After breaking camp and hiking back to the Mount Baker trailhead, we’ll drive back to the Alpine Ascents Office in Seattle. After making equipment adjustments and finalizing logistics for the next day, students are free to check into their hotel (make sure you book a hotel!) and have the rest of the evening to themselves.

***You will need to book a hotel room the night of Day 6***

Day 7

The course changes dynamics at this point and we pick up two additional guides. The Kautz Glacier of Mount Rainier is an intermediate climb, one accessible to most students with the skills they developed over the previous six days. In our other courses, guides are often able to continue operating in instructional mode, letting the students get out in front leading the rope teams. However, this is not the case on our 10-Day Course. In order to competently and efficiently climb Mount Rainier, guides switch from a teaching mode to a guiding mode. That being said, we still have plenty of opportunity to learn and guides will make a strong effort to engage the students’ leadership skills whenever possible.

The group will meet at the Alpine Ascents Office at 6AM and shuttle to Mount Rainier. Once there, we discuss the route and potential campsites for the day, being conscience of the weather and hazards that might be present. We hike out of Paradise and then drop down and cross over the impressive Nisqually Glacier, almost instantly putting the skills of the previous six days to practice. Guides will make a decision on the exact route and campsite, but students can expect a full day with heavy packs. A protected and secure camp is constructed near the Wilson Glacier or on the Wapowety Cleaver.

Day 8

Move camp to a higher location on the Wapowety Cleaver or above the Turtle Snowfield and camp as high as 11,000 feet. We take in the incredible views to the south and west and in the early evening prepare for the summit the following day and go to bed early.

Day 9

We wake up in the early morning and ascend up to the base of the Kautz Ice Chute. This is a 400 foot steep and icy tongue of the Kautz Glacier, one that often requires belayed climbing. This provides the perfect venue for transitioning from classical glacier terrain to more moderate alpine climbing as both classic French cramponing techniques are required in addition to front pointing. From the top of this challenging section, the angle eases off and we climb classic glaciated terrain up the Nisqually Glacier to Columbia Crest, the highest point on Mount Rainier. We reverse our line back down the upper Nisqually Glacier and then work our way down the ice chute using a variety of techniques, including downclimbing, lowers and rappelling. Finally, once back in camp everyone enjoys a well-earned meal and some rest.

Day 10

On this final day of the course we pack up camp in accordance with Leave No Trace practices and descend all the way back down the Wapowety Cleaver and onto the Nisqually Glacier. After crossing the Nisqually, we unrope and hike one more hour to the trailhead at Paradise. Once completed, this course is a great accomplishment and will prepare the student for bigger and more intense expeditions in the future.

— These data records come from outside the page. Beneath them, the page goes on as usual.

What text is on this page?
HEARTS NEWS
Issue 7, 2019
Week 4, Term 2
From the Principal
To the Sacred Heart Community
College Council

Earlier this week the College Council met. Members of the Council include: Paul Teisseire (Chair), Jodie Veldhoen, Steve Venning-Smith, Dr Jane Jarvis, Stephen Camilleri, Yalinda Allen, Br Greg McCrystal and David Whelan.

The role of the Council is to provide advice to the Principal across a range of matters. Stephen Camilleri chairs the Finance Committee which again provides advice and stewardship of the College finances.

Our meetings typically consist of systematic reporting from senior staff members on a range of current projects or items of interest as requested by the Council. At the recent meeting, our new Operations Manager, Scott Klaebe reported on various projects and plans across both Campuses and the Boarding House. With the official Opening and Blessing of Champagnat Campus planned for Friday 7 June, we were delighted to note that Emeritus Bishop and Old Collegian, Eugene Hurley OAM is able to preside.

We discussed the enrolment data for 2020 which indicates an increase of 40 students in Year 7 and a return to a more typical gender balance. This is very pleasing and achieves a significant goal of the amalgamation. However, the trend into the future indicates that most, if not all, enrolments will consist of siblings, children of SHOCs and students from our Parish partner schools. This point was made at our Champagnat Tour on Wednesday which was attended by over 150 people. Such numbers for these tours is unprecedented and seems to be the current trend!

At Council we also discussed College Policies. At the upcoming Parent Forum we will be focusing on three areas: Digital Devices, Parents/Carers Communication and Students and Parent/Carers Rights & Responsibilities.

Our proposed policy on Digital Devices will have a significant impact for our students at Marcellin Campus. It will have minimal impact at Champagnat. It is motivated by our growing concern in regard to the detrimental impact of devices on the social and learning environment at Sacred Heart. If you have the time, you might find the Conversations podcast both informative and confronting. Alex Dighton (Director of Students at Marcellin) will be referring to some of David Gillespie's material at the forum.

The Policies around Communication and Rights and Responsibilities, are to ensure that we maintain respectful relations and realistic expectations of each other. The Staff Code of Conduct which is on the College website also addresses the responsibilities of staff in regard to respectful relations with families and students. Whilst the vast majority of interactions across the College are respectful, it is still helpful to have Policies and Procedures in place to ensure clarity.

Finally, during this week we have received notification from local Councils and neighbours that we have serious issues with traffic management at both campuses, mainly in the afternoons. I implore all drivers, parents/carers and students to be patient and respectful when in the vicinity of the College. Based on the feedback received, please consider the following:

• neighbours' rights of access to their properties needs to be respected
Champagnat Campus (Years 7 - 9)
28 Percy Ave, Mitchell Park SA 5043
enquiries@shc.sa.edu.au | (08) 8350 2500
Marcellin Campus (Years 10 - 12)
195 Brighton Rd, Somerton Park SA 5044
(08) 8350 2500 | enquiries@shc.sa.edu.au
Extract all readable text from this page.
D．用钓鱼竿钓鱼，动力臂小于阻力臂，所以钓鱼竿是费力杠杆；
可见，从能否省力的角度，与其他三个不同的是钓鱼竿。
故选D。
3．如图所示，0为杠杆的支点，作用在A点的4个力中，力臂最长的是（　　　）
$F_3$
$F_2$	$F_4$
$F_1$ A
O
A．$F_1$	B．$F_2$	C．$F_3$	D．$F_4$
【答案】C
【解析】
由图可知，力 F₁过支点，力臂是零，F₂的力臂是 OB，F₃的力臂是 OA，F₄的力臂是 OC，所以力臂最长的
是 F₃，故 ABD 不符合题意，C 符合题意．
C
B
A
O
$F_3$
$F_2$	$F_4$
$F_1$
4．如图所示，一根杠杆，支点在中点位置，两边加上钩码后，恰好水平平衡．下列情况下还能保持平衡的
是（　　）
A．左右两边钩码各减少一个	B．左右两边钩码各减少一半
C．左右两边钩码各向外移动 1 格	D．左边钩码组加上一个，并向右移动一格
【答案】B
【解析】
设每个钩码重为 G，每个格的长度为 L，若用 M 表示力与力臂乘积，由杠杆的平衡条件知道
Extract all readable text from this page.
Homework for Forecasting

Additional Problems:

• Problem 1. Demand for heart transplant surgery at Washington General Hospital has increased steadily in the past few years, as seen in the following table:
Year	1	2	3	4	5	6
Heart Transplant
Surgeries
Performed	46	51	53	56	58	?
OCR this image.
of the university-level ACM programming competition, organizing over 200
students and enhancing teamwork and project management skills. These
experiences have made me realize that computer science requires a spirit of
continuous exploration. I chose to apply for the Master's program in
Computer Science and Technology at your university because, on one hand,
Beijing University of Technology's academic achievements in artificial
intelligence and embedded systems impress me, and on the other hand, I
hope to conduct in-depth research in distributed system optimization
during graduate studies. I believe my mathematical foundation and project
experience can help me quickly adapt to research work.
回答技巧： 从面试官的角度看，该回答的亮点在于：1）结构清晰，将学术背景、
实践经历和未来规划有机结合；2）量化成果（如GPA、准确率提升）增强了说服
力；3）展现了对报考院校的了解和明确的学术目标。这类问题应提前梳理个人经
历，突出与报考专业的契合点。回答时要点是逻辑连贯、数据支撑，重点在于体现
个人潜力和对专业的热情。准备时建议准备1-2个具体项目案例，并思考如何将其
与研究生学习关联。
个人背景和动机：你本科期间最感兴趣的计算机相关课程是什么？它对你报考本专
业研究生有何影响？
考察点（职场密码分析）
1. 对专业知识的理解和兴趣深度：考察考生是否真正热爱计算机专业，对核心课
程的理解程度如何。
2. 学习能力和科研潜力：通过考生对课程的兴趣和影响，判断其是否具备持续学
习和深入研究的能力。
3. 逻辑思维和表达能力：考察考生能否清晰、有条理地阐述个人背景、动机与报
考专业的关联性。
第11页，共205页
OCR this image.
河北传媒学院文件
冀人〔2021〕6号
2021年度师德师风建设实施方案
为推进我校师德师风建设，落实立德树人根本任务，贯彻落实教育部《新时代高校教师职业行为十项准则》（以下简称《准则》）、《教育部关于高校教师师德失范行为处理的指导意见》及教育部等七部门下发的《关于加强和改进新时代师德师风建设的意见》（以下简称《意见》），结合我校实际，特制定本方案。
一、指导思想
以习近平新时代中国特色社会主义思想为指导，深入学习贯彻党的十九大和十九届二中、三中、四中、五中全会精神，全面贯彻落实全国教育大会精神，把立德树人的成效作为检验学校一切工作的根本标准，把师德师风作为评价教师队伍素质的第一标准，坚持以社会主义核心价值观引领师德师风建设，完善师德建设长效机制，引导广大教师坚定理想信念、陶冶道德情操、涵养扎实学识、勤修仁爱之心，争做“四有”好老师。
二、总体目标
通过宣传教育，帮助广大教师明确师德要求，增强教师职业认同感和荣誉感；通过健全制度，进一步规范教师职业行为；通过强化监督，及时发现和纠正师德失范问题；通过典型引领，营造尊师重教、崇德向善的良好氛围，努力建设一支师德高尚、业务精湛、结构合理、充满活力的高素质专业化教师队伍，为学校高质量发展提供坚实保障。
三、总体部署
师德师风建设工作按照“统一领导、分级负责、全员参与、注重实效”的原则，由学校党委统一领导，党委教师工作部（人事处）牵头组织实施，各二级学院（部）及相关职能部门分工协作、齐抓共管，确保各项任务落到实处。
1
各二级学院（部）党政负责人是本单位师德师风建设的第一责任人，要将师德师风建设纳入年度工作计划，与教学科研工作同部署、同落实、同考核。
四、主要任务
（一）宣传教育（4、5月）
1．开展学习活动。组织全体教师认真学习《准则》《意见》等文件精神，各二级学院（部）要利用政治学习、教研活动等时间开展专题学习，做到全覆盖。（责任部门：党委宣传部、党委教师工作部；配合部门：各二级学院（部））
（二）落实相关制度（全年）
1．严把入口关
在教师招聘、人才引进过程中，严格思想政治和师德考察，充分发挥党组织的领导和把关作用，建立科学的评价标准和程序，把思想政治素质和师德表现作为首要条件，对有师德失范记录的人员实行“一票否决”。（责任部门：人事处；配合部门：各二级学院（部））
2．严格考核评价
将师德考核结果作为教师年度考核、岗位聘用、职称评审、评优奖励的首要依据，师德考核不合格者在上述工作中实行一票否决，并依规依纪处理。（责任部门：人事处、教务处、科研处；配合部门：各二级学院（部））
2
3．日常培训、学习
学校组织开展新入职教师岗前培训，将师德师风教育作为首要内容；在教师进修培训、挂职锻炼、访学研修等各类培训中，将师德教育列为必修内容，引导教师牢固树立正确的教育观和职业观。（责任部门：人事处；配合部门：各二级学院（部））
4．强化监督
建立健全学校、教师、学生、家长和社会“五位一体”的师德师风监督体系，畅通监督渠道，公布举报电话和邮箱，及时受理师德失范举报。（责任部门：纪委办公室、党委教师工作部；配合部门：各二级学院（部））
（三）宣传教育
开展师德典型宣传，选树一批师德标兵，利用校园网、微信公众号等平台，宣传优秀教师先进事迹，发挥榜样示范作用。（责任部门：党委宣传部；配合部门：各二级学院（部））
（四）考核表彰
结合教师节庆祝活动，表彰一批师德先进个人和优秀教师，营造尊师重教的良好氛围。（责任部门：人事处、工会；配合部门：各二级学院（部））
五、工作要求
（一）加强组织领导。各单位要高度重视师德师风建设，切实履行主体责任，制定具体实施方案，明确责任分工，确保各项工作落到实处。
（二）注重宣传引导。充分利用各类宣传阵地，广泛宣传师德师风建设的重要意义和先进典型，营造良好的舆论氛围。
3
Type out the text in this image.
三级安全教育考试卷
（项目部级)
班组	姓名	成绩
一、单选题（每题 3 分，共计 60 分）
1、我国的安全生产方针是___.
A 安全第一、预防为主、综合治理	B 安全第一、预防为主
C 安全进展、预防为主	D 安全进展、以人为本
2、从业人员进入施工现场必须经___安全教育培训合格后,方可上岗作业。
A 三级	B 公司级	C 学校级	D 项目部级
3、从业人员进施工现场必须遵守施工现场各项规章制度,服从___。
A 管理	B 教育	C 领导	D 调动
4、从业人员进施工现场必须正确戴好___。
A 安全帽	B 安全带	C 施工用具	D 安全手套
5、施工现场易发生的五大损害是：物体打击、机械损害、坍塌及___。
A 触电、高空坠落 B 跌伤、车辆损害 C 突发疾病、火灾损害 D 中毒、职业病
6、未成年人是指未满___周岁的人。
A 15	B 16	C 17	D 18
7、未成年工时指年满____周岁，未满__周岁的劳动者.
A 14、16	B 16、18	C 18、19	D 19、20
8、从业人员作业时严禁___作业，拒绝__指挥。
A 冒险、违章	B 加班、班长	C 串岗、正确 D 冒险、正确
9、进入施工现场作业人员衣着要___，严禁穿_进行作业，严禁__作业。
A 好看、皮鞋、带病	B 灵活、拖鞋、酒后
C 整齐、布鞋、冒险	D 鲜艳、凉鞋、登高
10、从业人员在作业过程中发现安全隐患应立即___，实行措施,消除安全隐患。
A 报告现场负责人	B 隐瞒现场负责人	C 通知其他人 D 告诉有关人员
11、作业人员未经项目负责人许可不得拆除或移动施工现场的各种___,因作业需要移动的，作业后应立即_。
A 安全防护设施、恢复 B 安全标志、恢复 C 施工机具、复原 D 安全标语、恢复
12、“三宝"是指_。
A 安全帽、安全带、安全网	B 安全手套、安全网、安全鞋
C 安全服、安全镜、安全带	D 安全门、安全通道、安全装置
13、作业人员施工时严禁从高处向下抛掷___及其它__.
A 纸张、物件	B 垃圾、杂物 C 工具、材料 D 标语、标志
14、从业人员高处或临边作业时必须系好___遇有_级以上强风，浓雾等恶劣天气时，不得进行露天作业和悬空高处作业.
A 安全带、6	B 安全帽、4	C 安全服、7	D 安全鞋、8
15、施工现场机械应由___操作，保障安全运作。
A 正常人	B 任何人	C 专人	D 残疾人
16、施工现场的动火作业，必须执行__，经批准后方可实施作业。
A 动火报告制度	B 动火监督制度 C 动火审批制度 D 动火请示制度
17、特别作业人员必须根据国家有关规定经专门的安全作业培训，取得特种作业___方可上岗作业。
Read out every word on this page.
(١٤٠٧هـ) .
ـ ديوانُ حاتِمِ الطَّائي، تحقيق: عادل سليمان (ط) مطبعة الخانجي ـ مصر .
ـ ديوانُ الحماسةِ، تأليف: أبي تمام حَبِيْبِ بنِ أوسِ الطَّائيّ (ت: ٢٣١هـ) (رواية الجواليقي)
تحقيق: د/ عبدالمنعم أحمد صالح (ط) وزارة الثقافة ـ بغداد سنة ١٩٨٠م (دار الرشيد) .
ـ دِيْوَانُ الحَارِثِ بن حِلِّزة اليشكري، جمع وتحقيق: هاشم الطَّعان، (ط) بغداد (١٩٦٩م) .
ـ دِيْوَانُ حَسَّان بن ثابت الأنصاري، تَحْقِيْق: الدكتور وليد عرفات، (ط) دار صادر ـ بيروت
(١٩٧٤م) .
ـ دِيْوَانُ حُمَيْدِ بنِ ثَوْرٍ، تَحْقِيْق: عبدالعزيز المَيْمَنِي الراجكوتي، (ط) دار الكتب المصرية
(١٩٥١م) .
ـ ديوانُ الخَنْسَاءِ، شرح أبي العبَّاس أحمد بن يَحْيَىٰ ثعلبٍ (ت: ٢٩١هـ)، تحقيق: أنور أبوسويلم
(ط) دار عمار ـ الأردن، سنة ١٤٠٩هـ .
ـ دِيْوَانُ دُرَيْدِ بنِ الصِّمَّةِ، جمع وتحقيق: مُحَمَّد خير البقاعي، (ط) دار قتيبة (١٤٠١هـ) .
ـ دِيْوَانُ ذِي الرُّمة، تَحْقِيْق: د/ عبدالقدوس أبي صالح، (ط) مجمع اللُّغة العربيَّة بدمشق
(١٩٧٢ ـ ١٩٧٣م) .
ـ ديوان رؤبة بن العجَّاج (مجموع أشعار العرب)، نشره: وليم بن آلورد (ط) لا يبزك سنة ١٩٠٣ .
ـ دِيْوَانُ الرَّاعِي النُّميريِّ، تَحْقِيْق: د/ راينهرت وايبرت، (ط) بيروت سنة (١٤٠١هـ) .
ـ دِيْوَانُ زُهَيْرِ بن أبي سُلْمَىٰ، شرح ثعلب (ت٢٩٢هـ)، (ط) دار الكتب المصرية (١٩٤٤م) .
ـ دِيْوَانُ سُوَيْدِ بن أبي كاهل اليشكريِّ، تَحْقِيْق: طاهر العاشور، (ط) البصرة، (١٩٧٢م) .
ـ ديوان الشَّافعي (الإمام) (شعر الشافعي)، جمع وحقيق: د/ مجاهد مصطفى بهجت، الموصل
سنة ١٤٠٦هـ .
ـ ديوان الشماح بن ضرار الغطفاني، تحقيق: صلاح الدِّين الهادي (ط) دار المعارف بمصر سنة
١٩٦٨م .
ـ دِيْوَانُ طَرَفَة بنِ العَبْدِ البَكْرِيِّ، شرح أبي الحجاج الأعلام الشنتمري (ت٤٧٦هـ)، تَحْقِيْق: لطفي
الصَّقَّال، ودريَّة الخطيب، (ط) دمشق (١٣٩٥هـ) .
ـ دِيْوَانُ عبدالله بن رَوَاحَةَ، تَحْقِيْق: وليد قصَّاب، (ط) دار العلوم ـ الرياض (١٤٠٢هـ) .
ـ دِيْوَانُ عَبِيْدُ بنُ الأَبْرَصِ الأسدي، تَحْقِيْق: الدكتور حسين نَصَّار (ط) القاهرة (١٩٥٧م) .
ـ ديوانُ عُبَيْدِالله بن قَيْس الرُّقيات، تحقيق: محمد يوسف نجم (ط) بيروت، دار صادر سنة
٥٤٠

Topics such as Navigation (GPS, map, compass, altimeter & white navigation), Route Finding, and Glaciology will be incorporated into the curriculum throughout the entire course and are often not designated for a particular time. Furthermore, throughout the course emphasis will continually be placed on checking and maintaining good self awareness and well-being, in addition to ensuring camp is always clean and secure. Finally, due to the dynamic nature of mountains and weather, guides are constantly shifting the itinerary in order to best match the skills and interests of the group with the weather and conditions on the mountain.

The course was top notch. Our guides always made sure safety was a priority while allowing us to push ourselves physically and mentally on the mountain.